The initiation and maintenance of T cell responses are regulated by innate immune responses. The role of innate immunity in T cell activation involves complex signaling pathways, including cytokine production and receptor-ligand interactions. Strategies that enhance innate immune responses may synergize with ICB therapy to strengthen the effector function of CD8+ T cells and improve overall cancer treatment outcomes.
Emerging evidence suggests that under immune pressure, tumors acquire traits that undermine antitumor immunity through highly plastic epigenetic reprogramming, leading to immune evasion and resistance to ICB therapy. Epigenetic reprogramming, including DNA methylation, histone modification, and non-coding RNA regulation, refers to heritable changes in gene expression that do not involve alterations in the underlying DNA sequence. Understanding and targeting these epigenetic crosstalk pathways provides unique opportunities for selective therapeutic intervention. However, the complexity and heterogeneity of epigenetic alterations within tumors pose major challenges to identifying core epigenetic drivers.

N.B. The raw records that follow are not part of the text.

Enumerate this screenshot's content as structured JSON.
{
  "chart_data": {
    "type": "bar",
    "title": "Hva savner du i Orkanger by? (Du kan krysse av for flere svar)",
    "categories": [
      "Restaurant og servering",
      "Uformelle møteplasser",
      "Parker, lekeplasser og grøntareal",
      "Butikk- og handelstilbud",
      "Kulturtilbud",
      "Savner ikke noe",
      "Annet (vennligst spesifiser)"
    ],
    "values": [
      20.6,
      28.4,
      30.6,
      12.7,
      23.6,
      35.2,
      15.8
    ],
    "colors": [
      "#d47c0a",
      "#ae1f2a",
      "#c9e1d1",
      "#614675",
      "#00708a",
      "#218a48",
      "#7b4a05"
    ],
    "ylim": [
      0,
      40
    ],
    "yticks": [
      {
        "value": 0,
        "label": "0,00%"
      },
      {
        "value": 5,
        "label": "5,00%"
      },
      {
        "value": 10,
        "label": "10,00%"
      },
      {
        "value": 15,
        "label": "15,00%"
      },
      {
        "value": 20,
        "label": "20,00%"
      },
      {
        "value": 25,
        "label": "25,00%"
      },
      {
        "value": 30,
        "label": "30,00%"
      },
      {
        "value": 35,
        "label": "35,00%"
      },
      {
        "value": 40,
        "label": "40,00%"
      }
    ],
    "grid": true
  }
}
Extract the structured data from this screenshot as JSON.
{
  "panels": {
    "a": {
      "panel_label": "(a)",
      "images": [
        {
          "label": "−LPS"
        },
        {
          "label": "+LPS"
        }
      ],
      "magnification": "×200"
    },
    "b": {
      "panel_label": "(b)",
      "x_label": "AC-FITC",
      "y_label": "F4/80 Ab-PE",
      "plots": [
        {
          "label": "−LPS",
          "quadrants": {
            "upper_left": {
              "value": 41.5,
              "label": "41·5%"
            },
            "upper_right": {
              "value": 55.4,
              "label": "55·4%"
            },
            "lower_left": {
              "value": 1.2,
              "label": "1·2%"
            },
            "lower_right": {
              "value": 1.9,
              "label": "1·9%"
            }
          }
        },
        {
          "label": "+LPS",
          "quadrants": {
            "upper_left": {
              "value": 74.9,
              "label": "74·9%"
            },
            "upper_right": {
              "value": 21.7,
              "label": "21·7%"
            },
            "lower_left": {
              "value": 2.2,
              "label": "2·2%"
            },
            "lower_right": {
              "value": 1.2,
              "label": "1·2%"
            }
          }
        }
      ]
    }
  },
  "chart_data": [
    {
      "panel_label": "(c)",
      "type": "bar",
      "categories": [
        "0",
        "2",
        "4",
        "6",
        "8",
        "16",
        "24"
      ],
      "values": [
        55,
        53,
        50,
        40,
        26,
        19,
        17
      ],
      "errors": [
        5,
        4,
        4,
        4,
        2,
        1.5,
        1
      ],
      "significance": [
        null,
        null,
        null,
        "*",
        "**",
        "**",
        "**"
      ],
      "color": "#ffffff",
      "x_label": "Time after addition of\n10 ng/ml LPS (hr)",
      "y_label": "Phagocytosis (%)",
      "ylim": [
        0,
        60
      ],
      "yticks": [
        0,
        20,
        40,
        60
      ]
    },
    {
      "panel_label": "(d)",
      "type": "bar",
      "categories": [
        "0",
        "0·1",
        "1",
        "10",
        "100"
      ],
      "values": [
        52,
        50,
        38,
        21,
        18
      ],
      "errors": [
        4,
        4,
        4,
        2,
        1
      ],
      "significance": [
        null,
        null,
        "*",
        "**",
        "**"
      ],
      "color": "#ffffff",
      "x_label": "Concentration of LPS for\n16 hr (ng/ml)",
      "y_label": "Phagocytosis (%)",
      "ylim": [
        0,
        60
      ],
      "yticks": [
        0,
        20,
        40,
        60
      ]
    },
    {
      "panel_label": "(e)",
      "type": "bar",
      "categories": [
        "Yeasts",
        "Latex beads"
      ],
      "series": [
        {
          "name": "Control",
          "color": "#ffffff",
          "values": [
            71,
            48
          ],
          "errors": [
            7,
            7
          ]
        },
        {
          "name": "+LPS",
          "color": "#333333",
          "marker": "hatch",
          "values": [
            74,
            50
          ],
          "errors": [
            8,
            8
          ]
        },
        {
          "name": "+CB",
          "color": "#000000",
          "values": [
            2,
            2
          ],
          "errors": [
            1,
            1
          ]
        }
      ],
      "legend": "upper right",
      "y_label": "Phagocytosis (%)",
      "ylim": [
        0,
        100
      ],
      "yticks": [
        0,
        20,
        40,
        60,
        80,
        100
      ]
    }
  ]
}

In this study, the researchers identified CBX4 as an epigenetic target involved in immune evasion and resistance to immunotherapy. CBX4 was found to accumulate in tumor cells and in immunosuppressive tumor-associated macrophage subsets among patients who did not respond to anti-PD-1 therapy.
Figure 1. Schematic illustration of the mechanism. (Ma Z, et al., 2026)
Targeting CBX4 derepresses endogenous retroelements marked by H3K9me3 and H3K27me3, such as RLTR4-MM-int, triggering cytoplasmic RNA-sensing pathways and subsequent type I interferon responses, ultimately leading to a strongly inflammatory tumor microenvironment. By reversing the epigenetic silencing of retrotransposons and reshaping the immune tumor microenvironment, this study establishes CBX4 as an epigenetic immune checkpoint, providing a promising therapeutic target for enhancing tumor immunogenicity and overcoming resistance to immunotherapy.
Reference
- Ma Z, et al. In vivo CRISPR screens identify CBX4 as an epigenetic regulator for cancer immunotherapy. The Journal of Clinical Investigation, 2026.